Mon souvenir d’enfance, ce sont vraiment les salles de vente, les antiquités. Et plus récemment, ce sont tous les stages que j’ai faits en manufacture. Un des plus marquants est celui chez Royal Limoges, la plus ancienne manufacture de Limoges. Le lieu est hors du temps, on a l’impression que l’usine n’a pas bougé, qu’on est resté en dix-neuf-cent. Les gestes, la transmission des gestes et tout le savoir-faire sont restés intacts. J’ai trouvé une beauté, une très grande beauté, dans la manière de façonner et de travailler. C’est grâce à ce stage que j’ai eu un énorme coup de foudre pour la porcelaine, c’est un matériau génial et passionnant. Et c’est grâce à ce stage que j’ai découvert Limoges. J’ai vraiment eu l’impression que Limoges m’ouvrait une partie de ses trésors. Ce n’est pas si évident quand on traverse Limoges les premières fois, c’est difficile d’imaginer qu’il y a des lieux magiques comme Royal Limoges avec des trésors industriels et de fabrication, et pourtant …
Et du coup, c’est comment chez vous ?
Je suis très sensible au design donc il y a quelques objets design qui se mélangent à des objets vintage et à de la porcelaine de Limoges. Et pas mal de jouets d’enfant. Pas mal de couleurs. J’ai une cour que je rêve encore plus verte, encore plus jungle, et un atelier collé à la maison.
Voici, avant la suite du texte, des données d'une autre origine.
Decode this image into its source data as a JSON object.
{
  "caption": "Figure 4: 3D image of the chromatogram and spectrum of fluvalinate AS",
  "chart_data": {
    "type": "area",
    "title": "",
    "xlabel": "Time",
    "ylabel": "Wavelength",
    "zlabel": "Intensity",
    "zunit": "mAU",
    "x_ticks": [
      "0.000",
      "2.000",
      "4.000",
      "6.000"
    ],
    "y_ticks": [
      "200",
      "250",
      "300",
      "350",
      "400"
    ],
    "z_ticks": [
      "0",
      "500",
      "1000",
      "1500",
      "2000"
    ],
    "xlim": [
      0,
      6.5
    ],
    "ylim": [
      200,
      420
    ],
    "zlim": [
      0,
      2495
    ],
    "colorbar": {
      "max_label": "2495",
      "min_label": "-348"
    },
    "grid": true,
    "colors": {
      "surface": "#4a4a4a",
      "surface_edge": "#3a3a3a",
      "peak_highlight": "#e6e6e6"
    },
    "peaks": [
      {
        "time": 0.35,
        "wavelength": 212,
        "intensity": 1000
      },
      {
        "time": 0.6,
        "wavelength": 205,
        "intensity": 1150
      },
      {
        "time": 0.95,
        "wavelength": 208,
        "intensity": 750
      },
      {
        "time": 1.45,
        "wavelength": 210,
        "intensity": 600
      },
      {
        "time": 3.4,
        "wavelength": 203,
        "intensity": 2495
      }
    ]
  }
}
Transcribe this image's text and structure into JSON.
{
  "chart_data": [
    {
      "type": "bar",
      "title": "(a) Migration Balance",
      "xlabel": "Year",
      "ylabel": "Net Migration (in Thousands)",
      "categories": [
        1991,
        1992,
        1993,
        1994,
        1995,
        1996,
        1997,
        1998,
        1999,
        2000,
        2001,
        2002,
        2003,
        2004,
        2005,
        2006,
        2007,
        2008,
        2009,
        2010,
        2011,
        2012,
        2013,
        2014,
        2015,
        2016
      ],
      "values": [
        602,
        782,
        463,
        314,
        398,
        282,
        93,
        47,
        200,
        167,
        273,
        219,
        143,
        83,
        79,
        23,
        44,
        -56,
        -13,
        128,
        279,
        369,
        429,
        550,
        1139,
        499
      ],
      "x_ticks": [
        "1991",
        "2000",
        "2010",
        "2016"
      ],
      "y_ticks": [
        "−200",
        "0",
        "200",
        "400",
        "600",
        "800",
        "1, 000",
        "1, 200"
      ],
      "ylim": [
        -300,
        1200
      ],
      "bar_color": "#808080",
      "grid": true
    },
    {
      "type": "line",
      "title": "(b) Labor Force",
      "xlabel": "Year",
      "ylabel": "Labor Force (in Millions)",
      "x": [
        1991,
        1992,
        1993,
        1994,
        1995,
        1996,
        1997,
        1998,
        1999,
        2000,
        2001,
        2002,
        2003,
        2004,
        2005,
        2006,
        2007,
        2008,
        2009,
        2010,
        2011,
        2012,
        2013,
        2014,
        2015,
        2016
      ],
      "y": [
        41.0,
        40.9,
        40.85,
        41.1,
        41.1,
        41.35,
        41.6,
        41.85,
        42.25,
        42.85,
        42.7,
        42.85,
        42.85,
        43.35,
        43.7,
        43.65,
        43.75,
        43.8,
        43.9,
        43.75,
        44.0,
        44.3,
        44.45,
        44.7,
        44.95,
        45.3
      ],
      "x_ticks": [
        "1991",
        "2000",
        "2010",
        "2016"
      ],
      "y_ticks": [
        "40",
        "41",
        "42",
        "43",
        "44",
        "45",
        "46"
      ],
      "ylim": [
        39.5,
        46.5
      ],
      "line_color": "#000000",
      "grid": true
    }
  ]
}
Quel est votre dernier achat déco ?
C’est une lampe Memphis de Martine Bedin [ndlr : la lampe multicolore Super à re(découvrir) ici]. Et j’ai aussi acheté la semaine dernière trois assiettes de la céramiste Carine Tarin, bordelaise.
Et votre prochain, demain ou dans 10 ans ?
Je n’en sais rien. On verra bien !
Je crois beaucoup à l’entraide entre créateurs : vous nous recommandez des artisans ou entreprises qui valorisent le savoir-faire français et que vous aimez ?
J’encourage à aller voir le travail de Carine Tarin à Bordeaux. A Limoges, la manufacture Mérigous fait aussi de très belles choses et est labelisée « Entreprises du Patrimoine Vivant ».
Et puis je soutiens ce courant de designers et d’artistes qui fuient les grandes villes et ouvrent des ateliers comme les miens à la campagne ou dans des plus petites villes pour gagner en espace et pour pouvoir gérer toutes les étapes de fabrication. Je pense par exemple à un super ami, Kealan Lambert, qui a fait les Beaux-Arts de Paris et qui a ouvert Le 47 Résidence dans l’Yonne. On a tendance à croire que c’est dans les grandes villes que l’on peut le plus percer, mais on gagne en espace et le réseau est plus simple dans les petites ou moyennes villes. Et je trouve ça assez chouette de venir redynamiser les petites villes.
Un secret d’alcôve à nous partager pour conclure ?
Je viens de quitter mon poste d’enseignante aux Beaux-Arts de Bordeaux et j’ai envie de donner une grosse impulsion à MASH Design.